The bottom line is that we need to do better by our children. They need to understand that, yes, you can get AIDS from a water fountain. Or by getting gleeked on at a pep rally. Mosquitoes can carry AIDS too. We as a society must be aware of these risks. We must better inform our youth about lesser known diseases like hepatitis, which, what is that?

Ultimately, the blowback from my gaffe has been humbling, but it has also been a teachable moment. Why, just yesterday, I believed that a simple "circle-circle-dot-dot" tracing pattern on the back of the hand can protect a woman from getting pregnant. I now see my naivete -- such a simplistic remedy protects her neither everywhere, nor for life.

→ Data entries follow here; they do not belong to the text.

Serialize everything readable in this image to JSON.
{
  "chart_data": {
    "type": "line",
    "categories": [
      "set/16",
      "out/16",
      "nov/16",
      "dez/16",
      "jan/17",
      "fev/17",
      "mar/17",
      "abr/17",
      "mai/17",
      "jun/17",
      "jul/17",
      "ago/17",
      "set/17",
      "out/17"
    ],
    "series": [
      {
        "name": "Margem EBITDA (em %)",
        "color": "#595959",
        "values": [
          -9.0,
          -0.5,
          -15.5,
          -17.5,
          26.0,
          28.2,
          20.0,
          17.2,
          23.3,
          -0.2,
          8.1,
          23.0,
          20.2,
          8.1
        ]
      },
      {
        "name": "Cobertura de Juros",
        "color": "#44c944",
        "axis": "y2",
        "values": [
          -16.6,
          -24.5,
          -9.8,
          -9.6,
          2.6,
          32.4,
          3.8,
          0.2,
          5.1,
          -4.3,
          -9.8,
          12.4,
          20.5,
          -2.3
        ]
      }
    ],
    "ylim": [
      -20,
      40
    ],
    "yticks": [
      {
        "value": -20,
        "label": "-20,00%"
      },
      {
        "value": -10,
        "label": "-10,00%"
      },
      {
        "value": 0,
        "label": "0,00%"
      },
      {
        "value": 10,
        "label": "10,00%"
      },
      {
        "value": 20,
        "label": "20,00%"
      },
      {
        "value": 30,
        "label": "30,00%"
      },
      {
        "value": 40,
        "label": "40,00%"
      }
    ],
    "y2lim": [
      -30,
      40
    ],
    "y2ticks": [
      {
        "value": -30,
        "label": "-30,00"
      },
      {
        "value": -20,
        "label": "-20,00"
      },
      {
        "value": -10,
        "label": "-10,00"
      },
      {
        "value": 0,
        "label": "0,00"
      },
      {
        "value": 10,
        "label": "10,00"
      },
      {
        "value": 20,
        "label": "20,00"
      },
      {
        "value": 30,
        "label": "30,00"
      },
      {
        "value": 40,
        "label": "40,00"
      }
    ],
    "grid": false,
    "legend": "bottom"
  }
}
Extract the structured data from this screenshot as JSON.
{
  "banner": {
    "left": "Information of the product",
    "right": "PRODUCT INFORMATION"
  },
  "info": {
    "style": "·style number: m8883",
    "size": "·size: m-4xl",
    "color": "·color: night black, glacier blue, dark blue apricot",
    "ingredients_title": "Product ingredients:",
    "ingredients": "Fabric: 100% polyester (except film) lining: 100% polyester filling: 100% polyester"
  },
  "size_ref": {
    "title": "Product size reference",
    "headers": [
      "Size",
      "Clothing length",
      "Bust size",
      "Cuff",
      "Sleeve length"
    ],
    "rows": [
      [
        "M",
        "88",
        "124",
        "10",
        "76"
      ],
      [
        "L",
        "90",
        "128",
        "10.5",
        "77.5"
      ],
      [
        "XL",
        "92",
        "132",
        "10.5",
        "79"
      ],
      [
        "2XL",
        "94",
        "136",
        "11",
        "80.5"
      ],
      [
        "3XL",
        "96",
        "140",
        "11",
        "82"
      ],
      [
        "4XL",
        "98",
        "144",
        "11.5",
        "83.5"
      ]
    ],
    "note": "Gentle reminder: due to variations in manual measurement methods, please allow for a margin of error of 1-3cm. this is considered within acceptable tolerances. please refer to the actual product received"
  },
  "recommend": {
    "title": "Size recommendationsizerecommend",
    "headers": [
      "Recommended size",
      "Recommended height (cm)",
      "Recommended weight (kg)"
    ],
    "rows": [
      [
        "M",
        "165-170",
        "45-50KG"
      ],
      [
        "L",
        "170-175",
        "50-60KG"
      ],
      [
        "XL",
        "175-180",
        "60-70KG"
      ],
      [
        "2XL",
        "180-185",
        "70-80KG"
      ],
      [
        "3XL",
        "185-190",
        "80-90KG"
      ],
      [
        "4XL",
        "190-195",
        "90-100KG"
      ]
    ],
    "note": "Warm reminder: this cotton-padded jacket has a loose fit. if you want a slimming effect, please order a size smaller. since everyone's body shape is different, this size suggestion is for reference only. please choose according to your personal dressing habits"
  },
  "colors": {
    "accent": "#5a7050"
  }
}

And so, in conclusion, I would like to announce that I will be taking a hiatus from public life to better educate myself about biology so that I may approach the legislative process with regard to such issues from a more informed position. My first task will be to find out what a period is. Can boys get one? What's a tampon, and how is it connected to the common period? Only our nation's top scientific minds know, and I intend to enter high-level discussions with them to bring their knowledge to the masses. I expect to return to Congress in the fall with an official inquiry into whether or not Jamie Lee Curtis is really a hermaphrodite. Also, what is a hermaphrodite? I mean, I know what it is, but I just want to make sure my fellow congressmen know. Thank you, and I look forward to returning to the public eye in a few short months.